Filsafat dan Ilmu Pengetahuan Cegah Intoleransi Beragama
Ditulis Oleh: Rayhan Iqbalul Hanif*
Zaman sekarang dogmatisme (memahami ajarannya sebagai yang paling benar) dalam beragama akibat penafsiran manusia terhadap wahyu Tuhan yang terbatas dan sepihak tanpa melibatkan aspek lain kerap kali menimbulkan permasalahan. Dogmatisme bisa dibilang keyakinan mutlak yang tidak boleh dipertanyakan kebenarannya.
Orang-orang yang terpengaruh dogmatisme agama sering memaksakan kehendaknya kepada orang lain dan bersikap intoleran. Seperti contoh kasus terorisme dengan mengebom gereja dan menewaskan banyak orang.

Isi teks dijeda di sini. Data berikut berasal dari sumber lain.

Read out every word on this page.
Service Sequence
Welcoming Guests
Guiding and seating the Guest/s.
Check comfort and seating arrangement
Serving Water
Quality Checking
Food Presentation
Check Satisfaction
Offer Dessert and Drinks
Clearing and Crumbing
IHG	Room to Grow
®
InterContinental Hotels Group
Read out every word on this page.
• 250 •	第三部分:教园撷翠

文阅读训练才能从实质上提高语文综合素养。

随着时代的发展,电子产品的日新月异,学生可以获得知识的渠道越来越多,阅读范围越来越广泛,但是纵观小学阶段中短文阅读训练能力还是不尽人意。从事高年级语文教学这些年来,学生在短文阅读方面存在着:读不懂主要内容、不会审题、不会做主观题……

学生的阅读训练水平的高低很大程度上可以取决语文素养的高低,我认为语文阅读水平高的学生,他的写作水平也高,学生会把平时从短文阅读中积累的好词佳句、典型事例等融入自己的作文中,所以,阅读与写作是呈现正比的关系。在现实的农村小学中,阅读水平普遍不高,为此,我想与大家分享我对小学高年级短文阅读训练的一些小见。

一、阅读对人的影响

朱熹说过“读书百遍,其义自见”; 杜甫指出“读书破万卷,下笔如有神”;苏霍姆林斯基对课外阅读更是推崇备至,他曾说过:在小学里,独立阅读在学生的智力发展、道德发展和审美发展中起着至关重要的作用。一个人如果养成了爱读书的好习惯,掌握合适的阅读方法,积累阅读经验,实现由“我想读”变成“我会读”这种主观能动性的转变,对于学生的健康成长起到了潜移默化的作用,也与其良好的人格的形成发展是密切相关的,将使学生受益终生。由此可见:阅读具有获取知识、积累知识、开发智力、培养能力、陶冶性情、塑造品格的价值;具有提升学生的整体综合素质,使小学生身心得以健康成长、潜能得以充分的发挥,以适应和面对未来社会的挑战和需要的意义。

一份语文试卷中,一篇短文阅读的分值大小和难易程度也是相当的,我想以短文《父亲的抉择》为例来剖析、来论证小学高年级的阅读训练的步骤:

Para pelakunya mengatakan bahwa alasannya melakukan perbuatan tersebut adalah kembali kepada al-Quran dan Hadis, bahwa jihad di jalan Allah adalah memusuhi orang kafir dan yang tidak sepaham dengannya.
Selain itu, kita juga pasti sering menjumpai orang-orang yang berpikiran bahwa bencana merupakan azab bagi manusia. Menurut mereka orang yang menjadi korban dalam peristiwa tersebut adalah mereka yang pantas mendapatkannya, karena sudah melakukan banyak perbuatan dosa.
Salah satu faktor yang menyebabkan dogmatisme agama sangat menjamur adalah kurangnya literasi masyarakat terhadap filsafat dan ilmu pengetahuan.
Filsafat merupakan pengetahuan yang sistematis, dan saling berkaitan (koheren) dengan seluruh kenyataan. Jadi, dari definisi tersebut terlihat bahwa kajian filsafat itu sendiri adalah realitas hidup manusia yang dijelaskan secara ilmiah untuk memperoleh pemaknaan menuju hakekat kebenaran.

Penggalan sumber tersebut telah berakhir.